- Born: May 30, 1930 Ushigome, Tokyo, Japan
- Died: May 19, 1991 (aged 60) Chiyoda, Tokyo, Japan
- Occupations: Journalist, Anarchist
- Writing career
- Period: 1959–1991
- Subjects: Culture, Politics

= Rō Takenaka =

Japanese anarchist and writer (1930–1991)

Rō Takenaka (竹中労, Takenaka Rō) was a Japanese author, journalist and cultural critic.

==Biography==
Rō Takenaka was born in Tokyo on May 30, 1930. He was the son of artist Eitarō Takenaka. He studied the Russian language at the Tokyo University of Foreign Studies, but dropped out before graduation. He began his career as a journalist in 1958, working first for Mainichi Shimbun before moving to Josei Jishin in 1959. He became known as "Fighting Takenaka" for his vocal criticisms of political elites and entertainment tycoons, publishing a weekly column titled "Slaying the Elite" in The Yomiuri Shimbun. He also became involved in cultural criticism, penning commentaries of fiction, films and music.

Takenaka promoted a dichotomy between traditional Japanese culture and modern Western culture. In 1965, Takenaka wrote a book about the career of singer Hibari Misora, in which he praised her for maintaining Japan's "democratic and ethnic music tradition" in spite of the recent Americanization of Japanese culture. When the book was first released, it was poorly received by contemporary musical scholars, but according to Takenaka, it later came to be recognised as "common sense". By the 1970s, Takenaka's promotion of a homogenous "Japanese-ness", based in a nostalgic view of traditional Japanese life, gained acceptance among producers of Enka music.

In the late 1960s, Takenaka applauded a "daring" stunt by the television show Konto 55-go, in which the show's hosts played against women in a strip game of rock paper scissors. He proclaimed that showing nakedness was the "ultimate real thing" and praised the show's authenticity, which he juxtaposed with a television industry he viewed as artificial.

Following the end of the US occupation of the Ryukyu islands in 1972, Takenaka began to promote Okinawan culture in mainland Japan. In 1975, he published a narrative book about Okinawan poetry, which introduced mainstream Japanese audiences to its works for the first time. Takenaka's promotion of Okinawan Min'yō caused it to gain popularity, leading to its incoporation into the national music scene during the 1970s and 1980s.
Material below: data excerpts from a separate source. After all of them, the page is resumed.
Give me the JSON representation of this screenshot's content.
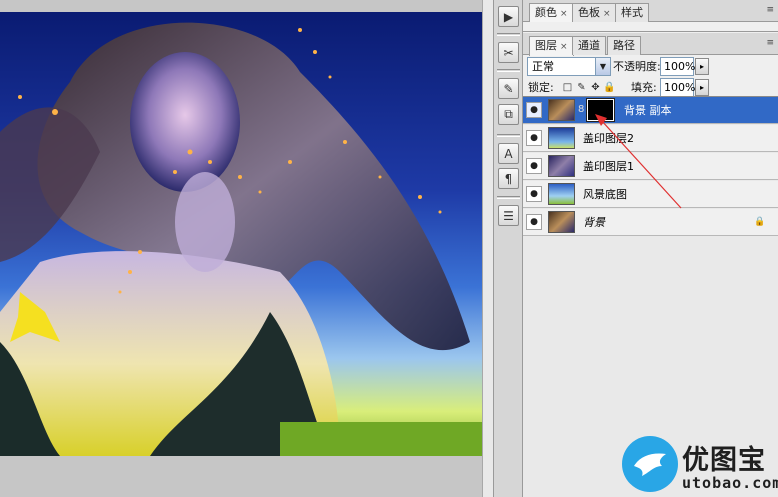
{
  "canvas": {
    "image_icon": "portrait-photo-with-sparkles"
  },
  "tool_strip": {
    "buttons": [
      {
        "icon": "play-icon",
        "glyph": "▶"
      },
      {
        "icon": "tools-icon",
        "glyph": "✂"
      },
      {
        "icon": "brush-preset-icon",
        "glyph": "✎"
      },
      {
        "icon": "clone-source-icon",
        "glyph": "⧉"
      },
      {
        "icon": "character-icon",
        "glyph": "A"
      },
      {
        "icon": "paragraph-icon",
        "glyph": "¶"
      },
      {
        "icon": "notes-icon",
        "glyph": "☰"
      }
    ]
  },
  "color_panel": {
    "tabs": [
      {
        "label": "颜色",
        "close": "×"
      },
      {
        "label": "色板",
        "close": "×"
      },
      {
        "label": "样式",
        "close": ""
      }
    ]
  },
  "layers_panel": {
    "tabs": [
      {
        "label": "图层",
        "close": "×"
      },
      {
        "label": "通道",
        "close": ""
      },
      {
        "label": "路径",
        "close": ""
      }
    ],
    "menu_glyph": "≡",
    "blend_mode": "正常",
    "opacity_label": "不透明度:",
    "opacity_value": "100%",
    "lock_label": "锁定:",
    "lock_icons": [
      "□",
      "✎",
      "✥",
      "🔒"
    ],
    "fill_label": "填充:",
    "fill_value": "100%",
    "spin_glyph": "▸",
    "eye_glyph": "●",
    "chain_glyph": "8",
    "lock_badge_glyph": "🔒",
    "layers": [
      {
        "name": "背景 副本",
        "thumb": "woman",
        "has_mask": true,
        "selected": true,
        "italic": false,
        "locked": false
      },
      {
        "name": "盖印图层2",
        "thumb": "blue",
        "has_mask": false,
        "selected": false,
        "italic": false,
        "locked": false
      },
      {
        "name": "盖印图层1",
        "thumb": "dark",
        "has_mask": false,
        "selected": false,
        "italic": false,
        "locked": false
      },
      {
        "name": "风景底图",
        "thumb": "land",
        "has_mask": false,
        "selected": false,
        "italic": false,
        "locked": false
      },
      {
        "name": "背景",
        "thumb": "woman",
        "has_mask": false,
        "selected": false,
        "italic": true,
        "locked": true
      }
    ]
  },
  "watermark": {
    "title": "优图宝",
    "url": "utobao.com",
    "accent": "#29a6e6"
  },
  "colors": {
    "selection": "#3169c6",
    "annotation_arrow": "#e03030"
  }
}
Alongside his cultural work, Takenaka also engaged in activism, variously describing himself as an anarchist and communist. As a theorist of third-worldism, along with Ryu Ota and Hiraoka Masaaki, he developed a critique of Marxism during the 1970s. In contrast to the Marxist theory of proletarian revolution, he considered the Ainu, Ryukyuans, urban underclasses and the rural poor to be the true revolutionary classes in Japan.

He was diagnosed with liver cancer, but continued writing. He died on May 19, 1991.